As far as I remember, Melvin Ramsay's book is a history of some of the outbreaks, his own experience as the doctor treating the people in the Royal Free outbreak, and some ideas about what the cause might have been in that instance. It wasn't about treatment.
I don't think it was about treatment either, but that's not the point. His book and its subsequent editions were, so far as I know, the source of what some would refer to as the 'definitive' Ramsay criteria. I'm told it's considered the gold standard so far as the UK is concerned. However, like every criteria yet devised, it appears to contain a flaw, in this case in its presentation/form (as CCC does). I was responding to the idea that publishing in a book is a means of ducking peer review. I happen to agree with the idea that this is rather unhelpful. However, if we're going to throw that charge at Dr. Hyde (can't call him Dr. though anymore, can we?), and certainly it would be warranted if we've had years of claims but no followup as far as evidence in the form of published research, then it's misleading to omit that even Melvin Ramsay made the same error.

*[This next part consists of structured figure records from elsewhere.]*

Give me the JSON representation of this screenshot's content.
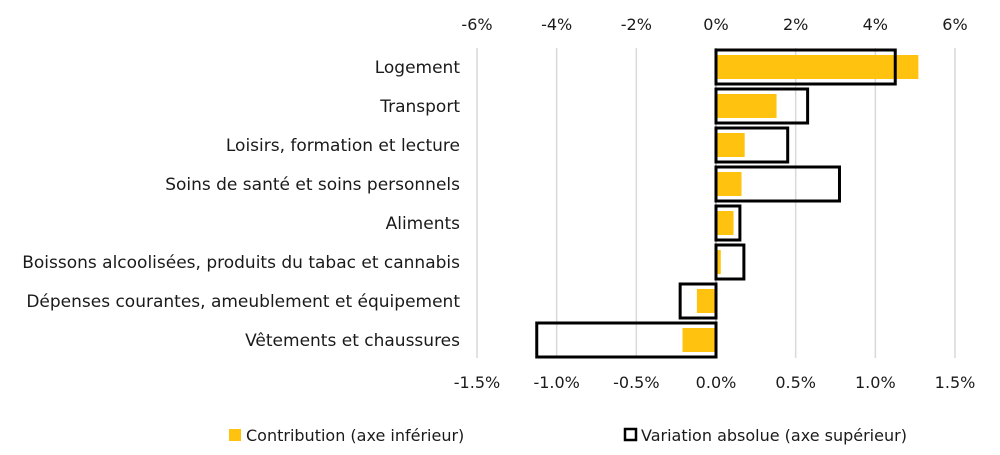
{
  "chart_data": {
    "type": "bar",
    "orientation": "horizontal",
    "categories": [
      "Logement",
      "Transport",
      "Loisirs, formation et lecture",
      "Soins de santé et soins personnels",
      "Aliments",
      "Boissons alcoolisées, produits du tabac et cannabis",
      "Dépenses courantes, ameublement et équipement",
      "Vêtements et chaussures"
    ],
    "series": [
      {
        "name": "Contribution (axe inférieur)",
        "axis": "bottom",
        "color": "#FFC20E",
        "style": "filled",
        "values": [
          1.27,
          0.38,
          0.18,
          0.16,
          0.11,
          0.03,
          -0.12,
          -0.21
        ]
      },
      {
        "name": "Variation absolue (axe supérieur)",
        "axis": "top",
        "color": "#000000",
        "style": "outline",
        "values": [
          4.5,
          2.3,
          1.8,
          3.1,
          0.6,
          0.7,
          -0.9,
          -4.5
        ]
      }
    ],
    "bottom_axis": {
      "range": [
        -1.5,
        1.5
      ],
      "ticks": [
        -1.5,
        -1.0,
        -0.5,
        0.0,
        0.5,
        1.0,
        1.5
      ],
      "tick_labels": [
        "-1.5%",
        "-1.0%",
        "-0.5%",
        "0.0%",
        "0.5%",
        "1.0%",
        "1.5%"
      ]
    },
    "top_axis": {
      "range": [
        -6,
        6
      ],
      "ticks": [
        -6,
        -4,
        -2,
        0,
        2,
        4,
        6
      ],
      "tick_labels": [
        "-6%",
        "-4%",
        "-2%",
        "0%",
        "2%",
        "4%",
        "6%"
      ]
    },
    "grid": true,
    "legend_position": "bottom"
  }
}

The thing is that there's a good deal of work and effort involved in publishing research, and it might just be more difficult to pursue if 1) one is operating a clinical practice, especially when working in an area where support may be hard to come by, which is evidenced in some of the verbiage in the charges against Hyde, and 2) one is getting on in years, as was the case with both Hyde and Ramsay. I don't mean it as a slight against Ramsay to suggest that if he'd published his criteria in a peer-reviewed journal that certain aspects of our situation might not remain as grim as they do some 30 years later.
I can't and wouldn't defend Hyde if he did things like bill inappropriately and/or not follow the rules. However, I strongly suspect that he's not the only one to have been, let's say sloppy, and he in particular had a big bullseye on his back. That's why I embedded the video of his talk at the IACFSME conference from 2011, because what he had to say is worth hearing even though there isn't really a formal presentation of his remarks, his ideas, the issues he points out rather eloquently. Aside from his book, that is. But make no mistake--I chose the larger image of Ramsay's book specifically in response to the correct but perhaps somewhat out of context remark that publishing books ducks peer review. Who knows if Ramsay could've gotten published, even? Perhaps he did submit his criteria and was rejected? Good chance, I'd say. In that case, would it have been better to do the book or do nothing at all?
One thing I will say about Hyde is that even though his position may seem rigid to some he did seem to stick to Ramsay pretty tightly, and I don't think I'd compare him to either KDM or Myhill. Yes, he charged a lot of money, and it would suck if those patient complaints are indeed valid. What he seemed to offer mostly was validation in the form of proper investigation and, when appropriate, diagnosis. I seem to remember that he made no statements about treatment, and if anything, that it was understood that he did not state, at least not publicly, that he offered any. It was diagnosis-only, for the most part, for people who had no other options and required expert opinion when faced with the sorts of situations ME patients find themselves in when they have to leap over the goddamned moon just to prove that there's actual illness. KDM chased a lot of dubious nonsense over the years & teased research that rarely appeared, and Myhill left just enough damning content on her website to invite all sorts of headaches that could've been avoided even if she did believe every word of it. Hyde's fairly strict adherence to his or Ramsay's vision of what ME is puts him a different category for me, even though I found it perhaps a bit stubborn and also think that the way some or much of this was presented by the Hummingbird was and is a tad extreme.
Hyde could be blatantly guilty of every charge leveled against him and that wouldn't change that he represented a big headache for a lot of powerful entities. I really don't want to go down a conspiracy rabbit hole, especially because he did manage to work in this area for decades, but it's hard to deny that those entities would not and will not benefit from his removal. That's about as much as I have to say about that. However, I'm going to be condescending and assume that there are people who have never seen this video. I'm going to (obnoxiously) embed it again because it's one of the most powerful and important talks that I've seen in my 20 years ill. Agree or not, his first-person account of Straus is fascinating, and this is one of those things I think every PWME should see & be aware of.